As other bloggers are pointing out, this word fits in nicely with Michael Pollan's advice "Don't eat anything your grandmother wouldn't recognize as food."

And, NPR's Liane Hanson says that: “2008 will be the year of ethical eating; vegetarian and locally produced food will grace more tables; wines will be more than organic, they’ll be biodynamic; there will be servings of micro-greens you grow yourself.”
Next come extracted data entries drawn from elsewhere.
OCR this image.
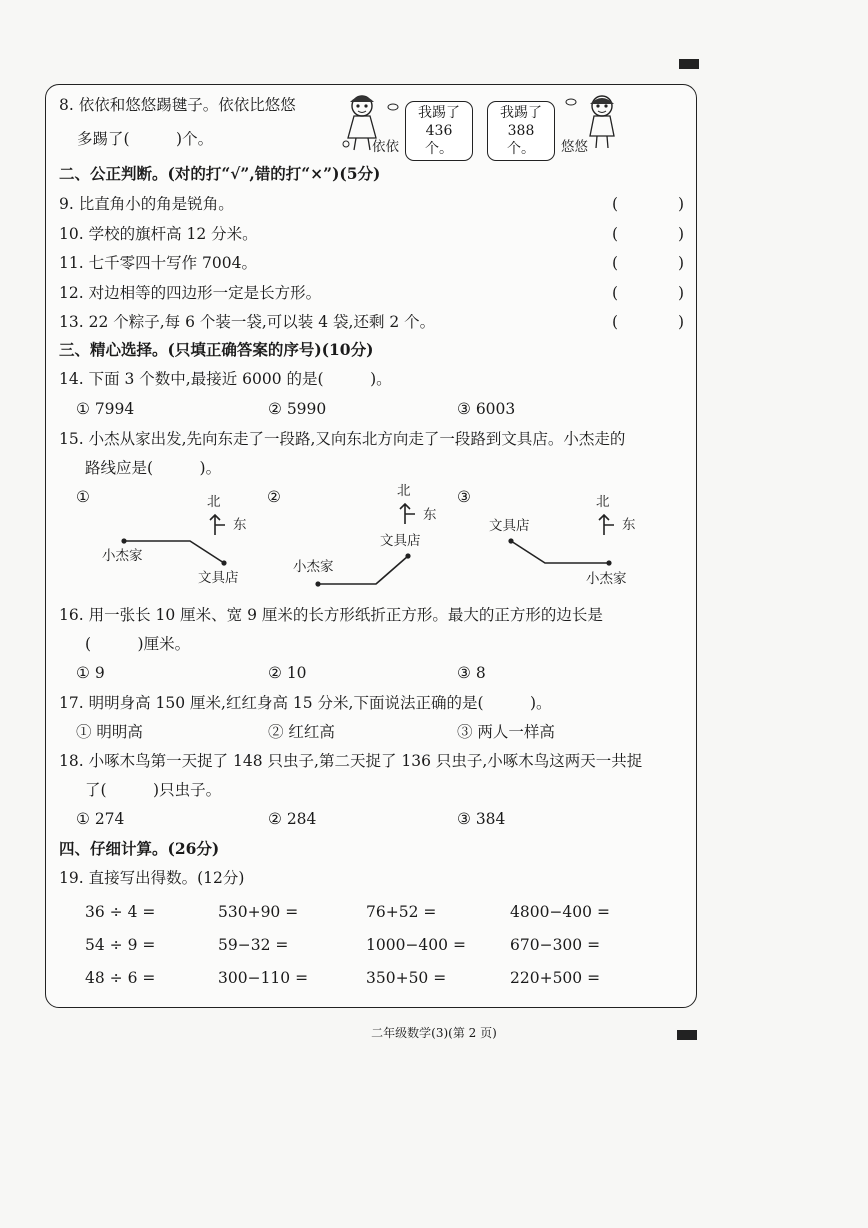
8. 依依和悠悠踢毽子。依依比悠悠
多踢了(　　　)个。	依依
我踢了
436 个。
我踢了
388 个。	悠悠
二、公正判断。(对的打“√”,错的打“×”)(5分)
9. 比直角小的角是锐角。	(	)
10. 学校的旗杆高 12 分米。	(	)
11. 七千零四十写作 7004。	(	)
12. 对边相等的四边形一定是长方形。	(	)
13. 22 个粽子,每 6 个装一袋,可以装 4 袋,还剩 2 个。	(	)
三、精心选择。(只填正确答案的序号)(10分)
14. 下面 3 个数中,最接近 6000 的是(　　　)。
① 7994	② 5990	③ 6003
15. 小杰从家出发,先向东走了一段路,又向东北方向走了一段路到文具店。小杰走的
路线应是(　　　)。
①	②	③
北
东
小杰家
文具店
北
东
文具店
小杰家
北
东
文具店
小杰家
16. 用一张长 10 厘米、宽 9 厘米的长方形纸折正方形。最大的正方形的边长是
(　　　)厘米。
① 9	② 10	③ 8
17. 明明身高 150 厘米,红红身高 15 分米,下面说法正确的是(　　　)。
① 明明高	② 红红高	③ 两人一样高
18. 小啄木鸟第一天捉了 148 只虫子,第二天捉了 136 只虫子,小啄木鸟这两天一共捉
了(　　　)只虫子。
① 274	② 284	③ 384
四、仔细计算。(26分)
19. 直接写出得数。(12分)
36 ÷ 4 =	530+90 =	76+52 =	4800−400 =
54 ÷ 9 =	59−32 =	1000−400 =	670−300 =
48 ÷ 6 =	300−110 =	350+50 =	220+500 =
二年级数学(3)(第 2 页)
So, it's time for us to get back in our gardens and grow our own!

Friday, February 1, 2008

New Giving Gardener's Blog


I just wanted to post a quick note to let everyone know that I created a new blog just for the Giving Gardeners, it's right here on blogspot and listed under my profile or click here,

I haven't added content yet but I will be working on it in the next week. I am hoping to create an active community of gardeners to make a difference in the South Bay and to help them become better gardeners.

I am working on developing the partnerships with local groups, organizations, and agencies and am currently on the prowl for a location to have our first meeting. Any ideas, let me know!